We have been having our share of cold weather this week. Our weather is still very tempered by our position and proximity to the Atlantic Ocean so I am talking about temperatures dipping below zero centigrade at nightime and rising to a high of 7 or 8 degrees during the day. From comments I am receiving on the blog, I get the feeling that a lot of gardeners are nevertheless eager to get their seeds sorted and start with the spring planning. If you are restricted in your gardening activities at the moment, it might be the time to think about building or looking for a bee hotel.

My first bee hotel had been a gift that had languished under the lilac tree until in March 2013 I had seen the male Osmia checking out the holes in search of newly hatched females. (Short Mason Bee Update).
I found watching the bees as they nested fascinating and decided to add more bee hotels to the garden. (New Mason Bee Nests)
I decided to examine the best places to mount the bee hotels and monitor the best designs and sizes of holes.

What I discovered is that it doesn’t matter!
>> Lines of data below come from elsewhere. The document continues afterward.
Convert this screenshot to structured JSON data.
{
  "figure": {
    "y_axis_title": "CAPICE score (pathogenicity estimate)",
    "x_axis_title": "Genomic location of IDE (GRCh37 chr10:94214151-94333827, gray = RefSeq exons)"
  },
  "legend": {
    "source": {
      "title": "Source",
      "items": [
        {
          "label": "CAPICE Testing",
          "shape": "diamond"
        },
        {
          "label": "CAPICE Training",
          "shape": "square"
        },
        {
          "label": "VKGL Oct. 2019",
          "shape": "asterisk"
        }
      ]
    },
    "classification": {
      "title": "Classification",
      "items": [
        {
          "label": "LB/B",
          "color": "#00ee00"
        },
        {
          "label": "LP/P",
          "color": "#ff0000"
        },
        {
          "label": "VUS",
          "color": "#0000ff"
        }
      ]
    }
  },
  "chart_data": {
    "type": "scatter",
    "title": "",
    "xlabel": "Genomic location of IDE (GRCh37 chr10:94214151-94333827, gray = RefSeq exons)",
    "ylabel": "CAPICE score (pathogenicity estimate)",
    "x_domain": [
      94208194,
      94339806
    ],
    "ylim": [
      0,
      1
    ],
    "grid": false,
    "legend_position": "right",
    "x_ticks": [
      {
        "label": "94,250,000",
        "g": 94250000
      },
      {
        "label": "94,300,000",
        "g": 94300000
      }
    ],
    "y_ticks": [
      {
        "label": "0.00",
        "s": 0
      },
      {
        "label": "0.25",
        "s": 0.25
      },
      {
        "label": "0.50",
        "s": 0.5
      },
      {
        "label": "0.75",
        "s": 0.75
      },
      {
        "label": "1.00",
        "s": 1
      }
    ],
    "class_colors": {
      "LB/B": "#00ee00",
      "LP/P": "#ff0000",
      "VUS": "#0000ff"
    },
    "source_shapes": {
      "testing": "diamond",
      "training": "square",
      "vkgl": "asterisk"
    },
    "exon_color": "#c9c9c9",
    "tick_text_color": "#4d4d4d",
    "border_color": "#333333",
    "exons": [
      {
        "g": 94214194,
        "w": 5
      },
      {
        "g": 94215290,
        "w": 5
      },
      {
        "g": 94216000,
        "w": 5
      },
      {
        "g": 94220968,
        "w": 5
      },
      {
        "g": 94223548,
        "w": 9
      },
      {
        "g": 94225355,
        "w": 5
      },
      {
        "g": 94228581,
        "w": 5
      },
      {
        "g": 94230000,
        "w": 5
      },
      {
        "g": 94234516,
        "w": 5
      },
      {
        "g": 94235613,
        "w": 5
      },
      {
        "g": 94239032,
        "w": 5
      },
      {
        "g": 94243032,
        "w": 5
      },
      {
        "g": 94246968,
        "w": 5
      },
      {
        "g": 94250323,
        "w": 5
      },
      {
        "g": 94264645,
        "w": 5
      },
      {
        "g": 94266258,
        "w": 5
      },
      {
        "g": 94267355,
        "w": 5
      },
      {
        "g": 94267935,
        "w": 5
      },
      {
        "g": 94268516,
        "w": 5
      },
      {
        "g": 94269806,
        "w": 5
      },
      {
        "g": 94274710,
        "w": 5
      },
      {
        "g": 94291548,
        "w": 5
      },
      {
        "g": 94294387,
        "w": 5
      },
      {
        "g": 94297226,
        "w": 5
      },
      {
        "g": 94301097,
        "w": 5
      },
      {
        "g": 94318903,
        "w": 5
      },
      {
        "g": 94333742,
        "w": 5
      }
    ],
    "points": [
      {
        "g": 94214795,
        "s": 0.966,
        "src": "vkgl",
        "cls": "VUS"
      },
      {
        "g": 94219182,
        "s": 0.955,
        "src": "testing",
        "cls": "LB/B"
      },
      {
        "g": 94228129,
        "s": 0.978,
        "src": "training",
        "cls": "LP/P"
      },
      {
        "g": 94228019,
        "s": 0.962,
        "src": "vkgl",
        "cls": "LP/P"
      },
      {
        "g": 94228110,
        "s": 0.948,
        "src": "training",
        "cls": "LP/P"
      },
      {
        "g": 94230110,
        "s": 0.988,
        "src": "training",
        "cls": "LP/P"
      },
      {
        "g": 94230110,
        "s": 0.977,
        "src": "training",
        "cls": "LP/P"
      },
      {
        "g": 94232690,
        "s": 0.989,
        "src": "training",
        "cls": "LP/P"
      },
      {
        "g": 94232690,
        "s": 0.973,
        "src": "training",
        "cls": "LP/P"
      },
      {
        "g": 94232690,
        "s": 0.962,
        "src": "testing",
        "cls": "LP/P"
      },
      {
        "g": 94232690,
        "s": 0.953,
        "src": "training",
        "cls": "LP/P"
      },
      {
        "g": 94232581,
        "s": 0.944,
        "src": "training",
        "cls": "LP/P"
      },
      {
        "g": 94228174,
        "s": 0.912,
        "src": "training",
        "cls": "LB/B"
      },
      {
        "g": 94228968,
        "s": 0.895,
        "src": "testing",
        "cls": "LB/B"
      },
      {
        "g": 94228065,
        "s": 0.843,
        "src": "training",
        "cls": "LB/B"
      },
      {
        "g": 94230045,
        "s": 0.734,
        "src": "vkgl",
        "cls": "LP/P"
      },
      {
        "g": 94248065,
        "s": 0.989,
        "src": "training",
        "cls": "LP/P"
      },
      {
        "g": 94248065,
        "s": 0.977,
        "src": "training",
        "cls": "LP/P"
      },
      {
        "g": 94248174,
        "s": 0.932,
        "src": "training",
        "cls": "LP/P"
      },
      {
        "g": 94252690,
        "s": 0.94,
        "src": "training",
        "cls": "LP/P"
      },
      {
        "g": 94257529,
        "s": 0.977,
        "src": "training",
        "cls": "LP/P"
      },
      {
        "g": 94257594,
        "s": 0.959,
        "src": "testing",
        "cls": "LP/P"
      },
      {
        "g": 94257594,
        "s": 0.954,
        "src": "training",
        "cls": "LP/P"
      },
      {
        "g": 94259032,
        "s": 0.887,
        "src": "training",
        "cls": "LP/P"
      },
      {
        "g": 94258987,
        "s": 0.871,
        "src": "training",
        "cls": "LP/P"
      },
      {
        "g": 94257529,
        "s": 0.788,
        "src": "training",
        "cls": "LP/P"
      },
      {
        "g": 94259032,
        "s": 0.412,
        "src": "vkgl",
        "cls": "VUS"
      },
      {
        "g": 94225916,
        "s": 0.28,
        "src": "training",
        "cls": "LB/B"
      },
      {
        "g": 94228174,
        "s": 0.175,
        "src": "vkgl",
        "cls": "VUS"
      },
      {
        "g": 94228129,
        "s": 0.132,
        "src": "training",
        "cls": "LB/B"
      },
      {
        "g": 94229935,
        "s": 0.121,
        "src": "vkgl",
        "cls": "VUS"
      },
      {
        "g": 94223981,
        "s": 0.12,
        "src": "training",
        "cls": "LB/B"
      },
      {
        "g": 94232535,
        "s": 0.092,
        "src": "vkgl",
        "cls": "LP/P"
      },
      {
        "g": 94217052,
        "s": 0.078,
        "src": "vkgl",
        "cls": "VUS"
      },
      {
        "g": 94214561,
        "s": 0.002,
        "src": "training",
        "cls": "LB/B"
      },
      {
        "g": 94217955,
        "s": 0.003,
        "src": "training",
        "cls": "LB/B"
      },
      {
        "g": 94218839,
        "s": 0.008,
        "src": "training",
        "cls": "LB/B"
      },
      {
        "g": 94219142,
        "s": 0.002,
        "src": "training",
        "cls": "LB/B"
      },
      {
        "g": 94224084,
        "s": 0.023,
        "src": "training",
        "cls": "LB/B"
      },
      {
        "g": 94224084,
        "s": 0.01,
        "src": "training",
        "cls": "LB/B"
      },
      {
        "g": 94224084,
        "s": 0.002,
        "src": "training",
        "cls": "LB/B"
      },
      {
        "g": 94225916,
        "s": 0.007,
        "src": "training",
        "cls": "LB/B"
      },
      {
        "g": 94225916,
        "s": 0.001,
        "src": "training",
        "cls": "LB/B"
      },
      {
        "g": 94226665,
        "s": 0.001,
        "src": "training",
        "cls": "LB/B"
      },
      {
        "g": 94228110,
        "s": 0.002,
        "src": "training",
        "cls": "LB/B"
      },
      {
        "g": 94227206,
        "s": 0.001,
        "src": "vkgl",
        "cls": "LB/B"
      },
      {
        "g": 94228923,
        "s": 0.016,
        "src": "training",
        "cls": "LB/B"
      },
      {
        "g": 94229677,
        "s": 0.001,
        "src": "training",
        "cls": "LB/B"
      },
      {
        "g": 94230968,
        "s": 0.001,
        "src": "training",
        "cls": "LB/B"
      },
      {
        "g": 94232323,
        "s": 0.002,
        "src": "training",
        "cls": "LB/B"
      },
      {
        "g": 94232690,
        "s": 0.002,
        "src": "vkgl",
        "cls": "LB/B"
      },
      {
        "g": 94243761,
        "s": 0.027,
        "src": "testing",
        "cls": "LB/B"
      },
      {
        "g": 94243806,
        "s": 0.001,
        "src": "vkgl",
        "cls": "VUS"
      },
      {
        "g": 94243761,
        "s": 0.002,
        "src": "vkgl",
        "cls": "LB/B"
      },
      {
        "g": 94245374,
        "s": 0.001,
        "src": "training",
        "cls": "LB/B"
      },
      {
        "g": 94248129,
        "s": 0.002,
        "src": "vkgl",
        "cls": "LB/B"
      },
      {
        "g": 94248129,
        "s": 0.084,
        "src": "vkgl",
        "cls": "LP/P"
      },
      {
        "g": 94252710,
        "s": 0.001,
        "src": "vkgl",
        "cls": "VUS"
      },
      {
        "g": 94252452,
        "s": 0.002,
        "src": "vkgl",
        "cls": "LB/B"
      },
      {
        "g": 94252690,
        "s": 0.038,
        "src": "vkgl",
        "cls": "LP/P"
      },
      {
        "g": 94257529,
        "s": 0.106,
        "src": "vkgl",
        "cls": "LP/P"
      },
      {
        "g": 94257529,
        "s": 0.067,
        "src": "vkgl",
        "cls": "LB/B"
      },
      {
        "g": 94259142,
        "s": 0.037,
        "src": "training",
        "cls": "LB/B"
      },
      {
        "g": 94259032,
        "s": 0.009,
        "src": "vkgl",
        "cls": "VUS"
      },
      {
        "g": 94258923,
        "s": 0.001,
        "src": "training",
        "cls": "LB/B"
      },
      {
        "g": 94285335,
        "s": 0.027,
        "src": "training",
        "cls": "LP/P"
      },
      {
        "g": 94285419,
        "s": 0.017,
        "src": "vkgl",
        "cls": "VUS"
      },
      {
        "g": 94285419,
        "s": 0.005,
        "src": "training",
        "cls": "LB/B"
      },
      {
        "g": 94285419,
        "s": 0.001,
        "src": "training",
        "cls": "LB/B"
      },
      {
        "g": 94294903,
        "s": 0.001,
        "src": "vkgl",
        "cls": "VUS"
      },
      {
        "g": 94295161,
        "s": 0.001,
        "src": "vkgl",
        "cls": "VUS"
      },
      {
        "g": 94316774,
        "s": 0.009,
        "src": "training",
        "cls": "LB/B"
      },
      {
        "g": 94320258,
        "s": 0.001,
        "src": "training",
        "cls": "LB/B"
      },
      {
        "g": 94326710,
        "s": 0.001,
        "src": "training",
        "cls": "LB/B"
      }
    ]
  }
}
Once you have provided the holes, the visitors will begin to arrive.

You are likely to see more than just bees. I get solitary wasps. These are not aggressive creatures so no worry about being attacked and stung, unless you are a caterpillar! These solitary wasps are the gardeners’ friend and will stock their nests with caterpillars and other goodies for their carnivorous larvae.

If you give them a varied selection of holes and hollow stems, they will do the rest. Here is an Osmia bee (I think caerulescens ) cleaning out the holes drilled in a cut log. This is in June. Some bees will come to my garden in March or April, others will come in the summertime and others may return for a second time in the same year.

I must admit to have been pretty excited the first time I saw a bee emerging from “my” bee house in May 2014. This is the very bamboo cane that had been so carefully sealed with a rose petal by a Megachile the previous September.

It is also exciting is to watch which bees decide to take up residence. This little bee (Heriades truncorum, I think) is less than a centimetre long and as well as nesting in the bamboo canes was also quite happy to use the much finer old, cut stems of my Leycesteria formosa (Himalayan nutmeg.)
So the most important action is to put something up. Whether it be approaching a work of art or some hollow stems stuffed into an empty plastic bottle: there are lots of ideas out there on the web. I think they like the sunny spots but all my bee hotels have been used, even the ones in shady places. If you hope to photograph the nests you should think about having good natural light available as you will need to be using a fast shutter speed.
For the curious, like me, there is also a solitary bee nest that can be opened so that you can see exactly what has been happening over the summertime. I found it on http://www.wildlifeworld.co.uk/p/solitary-bee-hive?pp=24
I did not buy it until the end of the summer but I could not resist putting it up, although I thought it was much too late to attract any interest.

But then on the 29th. of September last year Anthea arrived. Yes, it has got that bad! I’ve started giving them names – Anthea, the Anthidium manicatum.

We had lots fun watching her bringing her bales of cotton to make her nest. She harvests her cotton wool by clipping off the soft hairs that cover the grey/green leaves of plants like sage, stachys, artemisia and verbascums. But sometimes she gets it wrong and flies into the wrong hole and makes a hasty turnaround like she has done here, to return to the correct one.

In the middle of December I decided to take my boxes down and I had a look at the inside of the new box. The cocoons were beautiful with no sign of mites. I will take another look before the bees come back to see if they have survived the winter intact.
I also decided to buy some nesting tubes and paper liners from the same site, Wildlife World. The tubes are well cut and will save time as I have been promised another new bee hotel for this year 🙂

One problem I have had is that our lizards love to sun themselves on top of the bamboo stems of the bee hotels. However, to make themselves really comfortable, they kick out the tubes. This year the tubes must be firmly wedged with pieces of wood so that not even the strongest lizard can displace them.